Torino, prof vittima di revenge porn, condannata la preside: “Volevo solo far tacere le malelingue”
TORINO – L'aveva costretta e dimettersi e per questo è stata condannata a 13 mesi di reclusione per l'accusa di violenza privata e diffamazione. La vicenda riguarda la preside di un asilo nido in provincia di Torino che fece dimettere un'insegnante dopo che l'ex fidanzato inviò in un gruppo di amici del calcetto su Whatsapp, alcune foto che la ritraevano in abiti succinti. Condannata anche la madre di un'alunna che inoltrò gli scatti ad alcune amiche e un'ex collega per lo stesso motivo. Assolto un amico dell'ex che aveva inviato le foto alla moglie.
«Sono soddisfatta. La verità è uscita fuori, anche se dopo anni – ha detto la maestra a La Stampa – . Una storia raccontata male? No, semmai è stata raccontata in maniera meno forte di quanto ho vissuto. Nessuno mi ha mai chiesto scusa, ma ora delle scuse non saprei cosa farmene. Vorrei solo tornare a insegnare. Questo è il mio sogno, ma per ora nessuno mi ha contattata». E i suoi avvocati Domenico Fragapane e Dario Cutaia aggiungono: «Questa sentenza è importante: dimostra che nessuno, soprattutto le donne, dev'essere giudicato per ciò che fanno in camera da letto ma per la propria competenza e professionalità. Non siamo più nell'ottocento, non c'è nessuna lettera scarlatta».

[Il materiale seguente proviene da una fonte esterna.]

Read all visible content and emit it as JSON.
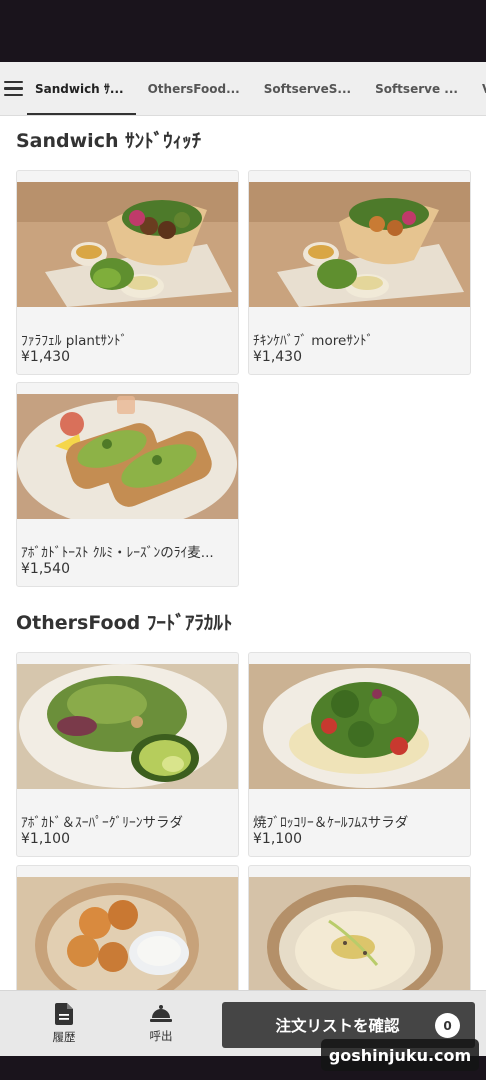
{
  "tabs": [
    {
      "label": "Sandwich ｻ..."
    },
    {
      "label": "OthersFood..."
    },
    {
      "label": "SoftserveS..."
    },
    {
      "label": "Softserve ..."
    },
    {
      "label": "VeganCake"
    }
  ],
  "sections": [
    {
      "title": "Sandwich ｻﾝﾄﾞｳｨｯﾁ",
      "items": [
        {
          "name": "ﾌｧﾗﾌｪﾙ plantｻﾝﾄﾞ",
          "price": "¥1,430"
        },
        {
          "name": "ﾁｷﾝｹﾊﾞﾌﾞ moreｻﾝﾄﾞ",
          "price": "¥1,430"
        },
        {
          "name": "ｱﾎﾞｶﾄﾞﾄｰｽﾄ ｸﾙﾐ・ﾚｰｽﾞﾝのﾗｲ麦...",
          "price": "¥1,540"
        }
      ]
    },
    {
      "title": "OthersFood ﾌｰﾄﾞｱﾗｶﾙﾄ",
      "items": [
        {
          "name": "ｱﾎﾞｶﾄﾞ＆ｽｰﾊﾟｰｸﾞﾘｰﾝサラダ",
          "price": "¥1,100"
        },
        {
          "name": "焼ﾌﾞﾛｯｺﾘｰ＆ｹｰﾙﾌﾑｽサラダ",
          "price": "¥1,100"
        },
        {
          "name": "",
          "price": ""
        },
        {
          "name": "",
          "price": ""
        }
      ]
    }
  ],
  "bottom": {
    "history_label": "履歴",
    "call_label": "呼出",
    "order_label": "注文リストを確認",
    "order_count": "0"
  },
  "watermark": "goshinjuku.com",
  "colors": {
    "accent": "#454545",
    "status_bar": "#1a141c"
  },
  "icons": [
    "menu-icon",
    "document-icon",
    "bell-icon"
  ]
}
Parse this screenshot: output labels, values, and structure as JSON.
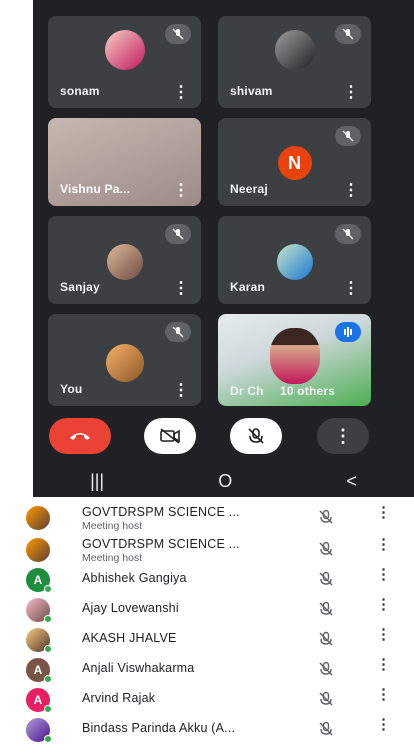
{
  "meeting": {
    "tiles": [
      {
        "name": "sonam",
        "muted": true,
        "avatar": "photo"
      },
      {
        "name": "shivam",
        "muted": true,
        "avatar": "photo"
      },
      {
        "name": "Vishnu Pa...",
        "muted": false,
        "avatar": "video"
      },
      {
        "name": "Neeraj",
        "muted": true,
        "avatar": "letter",
        "letter": "N",
        "color": "#e8430e"
      },
      {
        "name": "Sanjay",
        "muted": true,
        "avatar": "photo"
      },
      {
        "name": "Karan",
        "muted": true,
        "avatar": "photo"
      },
      {
        "name": "You",
        "muted": true,
        "avatar": "photo"
      },
      {
        "name": "Dr Ch",
        "others": "10 others",
        "avatar": "video"
      }
    ],
    "controls": [
      "end-call",
      "camera-off",
      "mic-off",
      "more"
    ],
    "colors": {
      "end_call": "#ea4335",
      "surface": "#202124",
      "tile": "#3c4043"
    }
  },
  "navbar": [
    "|||",
    "O",
    "<"
  ],
  "participants": [
    {
      "name": "GOVTDRSPM SCIENCE ...",
      "role": "Meeting host",
      "avatar": "photo"
    },
    {
      "name": "GOVTDRSPM SCIENCE ...",
      "role": "Meeting host",
      "avatar": "photo"
    },
    {
      "name": "Abhishek Gangiya",
      "role": "",
      "avatar": "letter",
      "letter": "A",
      "color": "#1e8e3e"
    },
    {
      "name": "Ajay Lovewanshi",
      "role": "",
      "avatar": "photo"
    },
    {
      "name": "AKASH JHALVE",
      "role": "",
      "avatar": "photo"
    },
    {
      "name": "Anjali Viswhakarma",
      "role": "",
      "avatar": "letter",
      "letter": "A",
      "color": "#795548"
    },
    {
      "name": "Arvind Rajak",
      "role": "",
      "avatar": "letter",
      "letter": "A",
      "color": "#e91e63"
    },
    {
      "name": "Bindass Parinda Akku (A...",
      "role": "",
      "avatar": "photo"
    }
  ]
}
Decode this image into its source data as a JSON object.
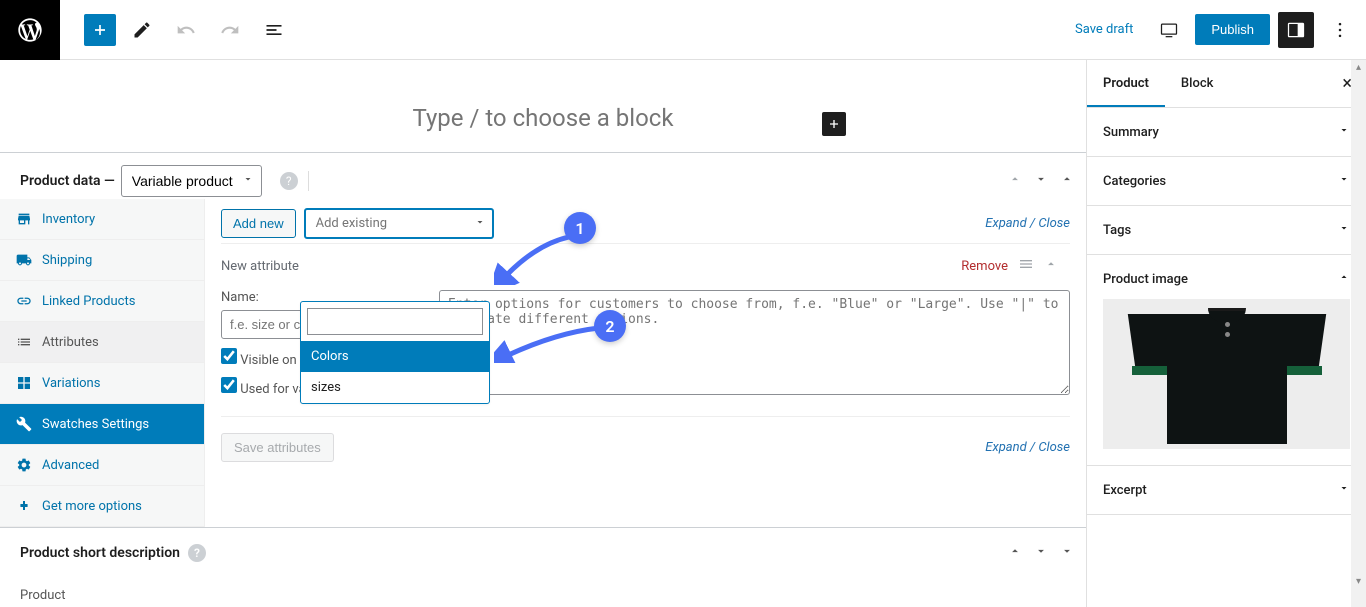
{
  "toolbar": {
    "saveDraft": "Save draft",
    "publish": "Publish"
  },
  "editor": {
    "blockPrompt": "Type / to choose a block"
  },
  "productData": {
    "label": "Product data —",
    "typeSelected": "Variable product",
    "tabs": {
      "inventory": "Inventory",
      "shipping": "Shipping",
      "linked": "Linked Products",
      "attributes": "Attributes",
      "variations": "Variations",
      "swatches": "Swatches Settings",
      "advanced": "Advanced",
      "more": "Get more options"
    },
    "addNew": "Add new",
    "addExistingPlaceholder": "Add existing",
    "expandCollapse": "Expand / Close",
    "dropdown": {
      "option1": "Colors",
      "option2": "sizes"
    },
    "newAttributeLabel": "New attribute",
    "removeLabel": "Remove",
    "nameLabel": "Name:",
    "namePlaceholder": "f.e. size or color",
    "valuesPlaceholder": "Enter options for customers to choose from, f.e. \"Blue\" or \"Large\". Use \"|\" to separate different options.",
    "visibleLabel": "Visible on the product page",
    "usedLabel": "Used for variations",
    "saveAttributes": "Save attributes"
  },
  "shortDesc": {
    "title": "Product short description"
  },
  "footerLabel": "Product",
  "sidebar": {
    "tabProduct": "Product",
    "tabBlock": "Block",
    "panels": {
      "summary": "Summary",
      "categories": "Categories",
      "tags": "Tags",
      "productImage": "Product image",
      "excerpt": "Excerpt"
    }
  },
  "callouts": {
    "one": "1",
    "two": "2"
  }
}
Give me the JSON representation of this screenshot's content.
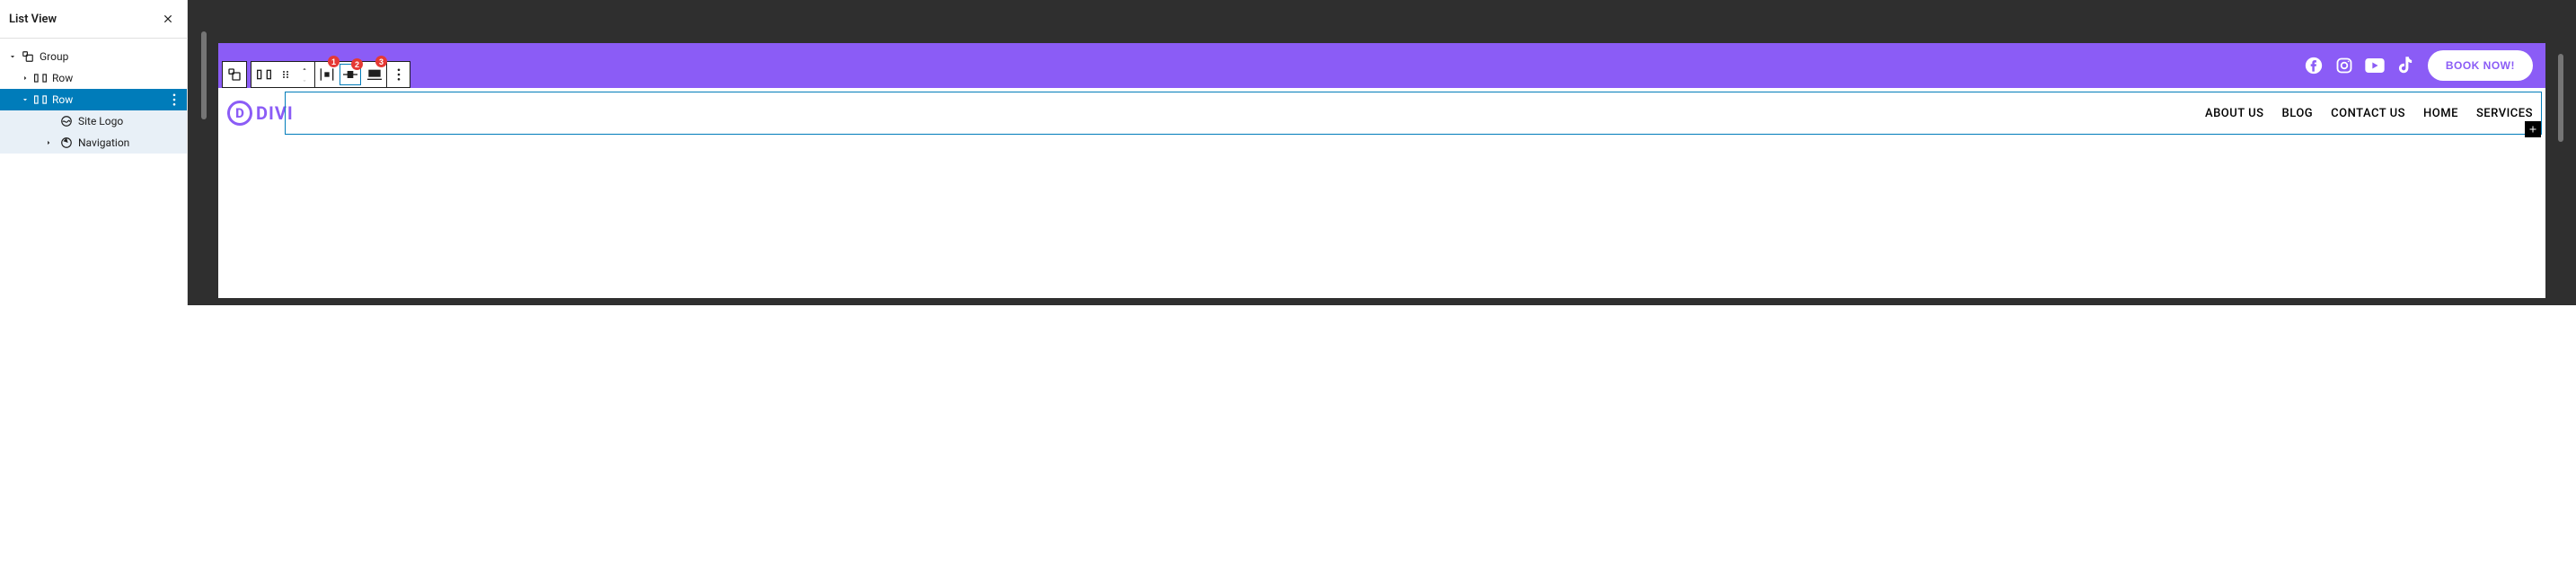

La vicenda risale al 2018, in paese si scatenarono dicerie, malignità, pettegolezzi. La preside, difesa dall'avvocato Valentina Zancan, accusata di violenza privata e diffamazione, avrebbe anche e convinto le altre insegnanti a trovare un pretesto per poterla allontanare.
«Se tornassi indietro – dice la preside a La Stampa – agirei in un altro modo. È ovvio, dopo tutto quello che è successo. Il mondo, purtroppo, funziona così. Il ruolo dell’insegnante, nell’immaginario collettivo, è tra la fatina di Cenerentola e una suora. Deve dare il buon esempio. È ovvio che ciascuno di noi ha una vita sessuale, ma la nostra società è piena di tabù. E non è colpa mia. Guardi che a me non è mai importato nulla della vita privata delle persone. Il problema è stato quando le famiglie sono venute a lamentarsi. Io volevo solo mettere a tacere le voci. Più si parlava di questa situazione e peggio era per me e per il mio asilo, dove una retta in meno significava molto. C’era da salvare il buon nome dell’asilo. Mentre la maestra rimaneva stritolata tra malignità e giudizi morali. E poco importava che in questa vicenda fosse una vittima. Se si fosse trattato di mia figlia? L’avrei tutelata. Alla ragazza avevo consigliato di prendersi un periodo di ferie. In tre mesi le persone dimenticano tutto».